Gloria Steinem and Rudolph the Red Nosed Reindeer

Prior to leading a yoga teacher training, I go through a ritualized freak-the-*$@!-out period in preparation.  I get extremely stressed over the expectations that I tell myself the trainees have of me, my performance, and my responsibility for their experience in the training.  I even get angry at them for having these expectations. (How dare they expect me to be/perform/deliver perfect!)  Then, I have moments of sanity and I remember that I am telling myself the story that these are their expectations, that I am prepared, that I do have lots of knowledge to share, that I can help others, etc….  All of this because I truly care that the trainees have a great experience.

As a recovering perfectionist, this cycle is no new experience for me.  (And it’s a fun ride for my husband as well…Yes, Sheldon, that was sarcasm.)  I can identify the long list of thinking errors I typically run through and all of the things that I tell others to practice and be aware of, but at times seem unable to practice myself. (I think this is why I can effectively help others through it; I have literally been there myself.)

[I should note, that I do believe that this cycle actually helps me to deliver an effective training experience for those who attend, however, I have suspicions that my ego is just telling me that I need this process…]

So, recently, as I was preparing for a training in my usual stressed out and critical manner, I just happened to see a clip of Gloria Steinem from an interview with Oprah.  Oprah asked Gloria what advice she would give to her younger self and magic came out of her mouth.  “Do more of what you can uniquely do and less of what other people can do.” Brilliant.  Mic drop.

gloria steinem

 

So, I start thinking of the experiences that have really touched me, helped me to grow, or inspired me.  They were usually created out of someone else’s unique ideas or delivery or spirit.  The pivotal, eye-opening experiences I have had did not occur from cookie-cutter moments of zero creativity.

And then I start thinking, ya know what makes something great?  When you do it with your unique talents, that’s what!  It’s like Rudolph when he puts the mud on his shiny red nose to fit in and do what others do.  How was that ever going to save Christmas?!  He had to do it with his unique talents that no one else had!  You have to kick that shit off and shine! Only you can do the unique things that you can do.  Go be that light within!  You are not your body or your thoughts or the stories that you tell yourself.  And neither am I.  Exhale.  Also, you are not what other people think of you.  In fact, that’s none of your business.  You are the shining soul within that has something wonderfully unique to offer the world.

And I pep-talked myself right into inspiration!  I decided that I would lead the training in my own special way.  I would do my best to offer my knowledge, my creativity, my guidance, but ultimately, that it was up the trainees to take what I offer and use it in their own unique way.
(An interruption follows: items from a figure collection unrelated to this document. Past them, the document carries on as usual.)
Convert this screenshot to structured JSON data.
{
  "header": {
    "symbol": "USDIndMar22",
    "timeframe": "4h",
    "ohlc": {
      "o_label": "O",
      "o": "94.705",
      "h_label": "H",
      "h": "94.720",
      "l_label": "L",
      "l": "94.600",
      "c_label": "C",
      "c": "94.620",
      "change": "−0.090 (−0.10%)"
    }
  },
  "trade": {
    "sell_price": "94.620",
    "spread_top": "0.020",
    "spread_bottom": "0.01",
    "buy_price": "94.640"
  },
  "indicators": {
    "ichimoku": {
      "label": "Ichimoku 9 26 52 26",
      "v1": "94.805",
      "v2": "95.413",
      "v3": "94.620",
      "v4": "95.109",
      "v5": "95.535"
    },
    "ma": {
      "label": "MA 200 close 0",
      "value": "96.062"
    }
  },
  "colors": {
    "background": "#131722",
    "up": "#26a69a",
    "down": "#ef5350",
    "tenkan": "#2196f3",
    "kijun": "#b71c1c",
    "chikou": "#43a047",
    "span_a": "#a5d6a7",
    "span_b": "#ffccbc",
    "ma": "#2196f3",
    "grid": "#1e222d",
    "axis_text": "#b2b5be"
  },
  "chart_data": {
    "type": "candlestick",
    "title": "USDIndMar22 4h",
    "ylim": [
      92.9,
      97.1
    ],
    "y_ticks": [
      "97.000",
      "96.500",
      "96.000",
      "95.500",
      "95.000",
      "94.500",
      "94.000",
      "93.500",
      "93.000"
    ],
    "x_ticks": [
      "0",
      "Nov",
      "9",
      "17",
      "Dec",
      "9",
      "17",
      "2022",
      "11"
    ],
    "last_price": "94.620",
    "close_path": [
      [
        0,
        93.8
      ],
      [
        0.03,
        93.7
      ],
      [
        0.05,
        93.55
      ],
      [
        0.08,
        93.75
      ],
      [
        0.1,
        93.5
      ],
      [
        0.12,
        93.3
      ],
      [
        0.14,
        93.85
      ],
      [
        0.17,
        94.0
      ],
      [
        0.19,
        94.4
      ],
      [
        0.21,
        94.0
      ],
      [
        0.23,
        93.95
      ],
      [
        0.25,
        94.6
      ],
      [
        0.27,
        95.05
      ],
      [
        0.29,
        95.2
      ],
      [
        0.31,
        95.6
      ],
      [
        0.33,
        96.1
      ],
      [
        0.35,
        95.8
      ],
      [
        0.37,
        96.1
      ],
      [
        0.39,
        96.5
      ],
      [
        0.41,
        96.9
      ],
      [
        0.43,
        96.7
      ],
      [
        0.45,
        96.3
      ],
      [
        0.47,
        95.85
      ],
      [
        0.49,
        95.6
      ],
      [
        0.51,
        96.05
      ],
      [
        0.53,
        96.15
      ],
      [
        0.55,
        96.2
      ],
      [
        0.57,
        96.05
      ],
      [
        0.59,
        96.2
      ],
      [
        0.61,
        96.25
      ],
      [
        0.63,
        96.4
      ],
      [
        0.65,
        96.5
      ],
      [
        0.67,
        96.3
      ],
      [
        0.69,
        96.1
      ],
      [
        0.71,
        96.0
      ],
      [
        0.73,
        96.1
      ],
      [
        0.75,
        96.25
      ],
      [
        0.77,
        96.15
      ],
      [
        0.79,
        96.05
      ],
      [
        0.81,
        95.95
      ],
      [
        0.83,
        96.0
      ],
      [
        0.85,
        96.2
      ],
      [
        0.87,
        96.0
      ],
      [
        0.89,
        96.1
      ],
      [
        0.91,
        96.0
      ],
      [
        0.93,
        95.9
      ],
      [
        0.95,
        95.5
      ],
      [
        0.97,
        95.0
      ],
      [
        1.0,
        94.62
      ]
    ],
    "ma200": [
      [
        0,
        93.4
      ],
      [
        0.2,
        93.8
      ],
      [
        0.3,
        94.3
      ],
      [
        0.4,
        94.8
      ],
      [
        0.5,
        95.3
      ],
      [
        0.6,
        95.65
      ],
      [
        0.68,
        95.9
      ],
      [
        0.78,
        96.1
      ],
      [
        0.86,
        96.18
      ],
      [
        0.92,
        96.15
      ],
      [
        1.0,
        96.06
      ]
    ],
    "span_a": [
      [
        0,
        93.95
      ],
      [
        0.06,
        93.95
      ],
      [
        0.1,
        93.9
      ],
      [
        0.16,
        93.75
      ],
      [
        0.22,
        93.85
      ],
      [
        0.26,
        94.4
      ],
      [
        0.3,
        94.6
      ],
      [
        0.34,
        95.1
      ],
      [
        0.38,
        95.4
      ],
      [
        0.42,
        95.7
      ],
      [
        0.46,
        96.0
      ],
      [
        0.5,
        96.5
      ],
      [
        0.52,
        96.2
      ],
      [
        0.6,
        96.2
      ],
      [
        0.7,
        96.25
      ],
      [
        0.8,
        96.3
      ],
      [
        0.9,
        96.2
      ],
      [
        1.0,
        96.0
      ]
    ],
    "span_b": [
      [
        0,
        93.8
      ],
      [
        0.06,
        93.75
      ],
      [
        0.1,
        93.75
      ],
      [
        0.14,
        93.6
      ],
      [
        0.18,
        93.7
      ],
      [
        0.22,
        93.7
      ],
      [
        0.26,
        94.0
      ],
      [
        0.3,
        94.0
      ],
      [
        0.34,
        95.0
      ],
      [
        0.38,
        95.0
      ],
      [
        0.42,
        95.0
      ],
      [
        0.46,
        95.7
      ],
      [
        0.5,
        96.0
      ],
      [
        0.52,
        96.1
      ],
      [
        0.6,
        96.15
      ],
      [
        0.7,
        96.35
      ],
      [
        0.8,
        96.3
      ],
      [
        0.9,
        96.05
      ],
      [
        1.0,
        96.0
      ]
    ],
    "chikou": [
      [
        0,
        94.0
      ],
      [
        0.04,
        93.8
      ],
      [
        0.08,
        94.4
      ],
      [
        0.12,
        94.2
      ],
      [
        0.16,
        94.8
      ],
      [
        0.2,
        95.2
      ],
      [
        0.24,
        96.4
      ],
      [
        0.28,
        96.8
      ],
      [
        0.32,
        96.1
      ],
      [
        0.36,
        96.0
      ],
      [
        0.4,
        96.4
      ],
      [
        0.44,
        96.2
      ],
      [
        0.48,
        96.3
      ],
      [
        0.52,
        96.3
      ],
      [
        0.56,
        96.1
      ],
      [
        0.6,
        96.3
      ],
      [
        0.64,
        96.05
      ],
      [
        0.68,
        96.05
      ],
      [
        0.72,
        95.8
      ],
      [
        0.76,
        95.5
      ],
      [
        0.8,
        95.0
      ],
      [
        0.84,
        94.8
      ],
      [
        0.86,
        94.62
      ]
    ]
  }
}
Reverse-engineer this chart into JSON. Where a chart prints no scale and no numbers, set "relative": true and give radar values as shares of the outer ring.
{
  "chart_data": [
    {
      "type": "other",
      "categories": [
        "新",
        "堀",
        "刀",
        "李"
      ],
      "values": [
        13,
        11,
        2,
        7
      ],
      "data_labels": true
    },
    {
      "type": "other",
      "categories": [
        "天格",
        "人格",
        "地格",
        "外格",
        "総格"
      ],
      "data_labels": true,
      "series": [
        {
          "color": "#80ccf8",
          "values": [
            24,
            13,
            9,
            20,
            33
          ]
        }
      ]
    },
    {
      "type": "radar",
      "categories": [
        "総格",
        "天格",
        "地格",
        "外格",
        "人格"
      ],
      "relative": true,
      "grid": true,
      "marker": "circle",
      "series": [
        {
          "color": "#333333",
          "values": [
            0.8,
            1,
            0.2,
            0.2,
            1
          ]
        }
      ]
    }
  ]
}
Did the training go well?  Yup.  Did I prepare in advance (this is an important step…remember the tornado socks??) and then deliver in my own unique way?  Yup.  Will I have to remind myself of all of this again when I lead a training in the future.  Yup.  But that’s ok; It’s a journey.

So, go be unique!  Fly!  Do what only you can do.  Will some people be disappointed?  Yes, because they went into it with expectations.  But that’s not your problem, that’s theirs.  And remember, I will be trying right along with you.  Let’s chat again soon.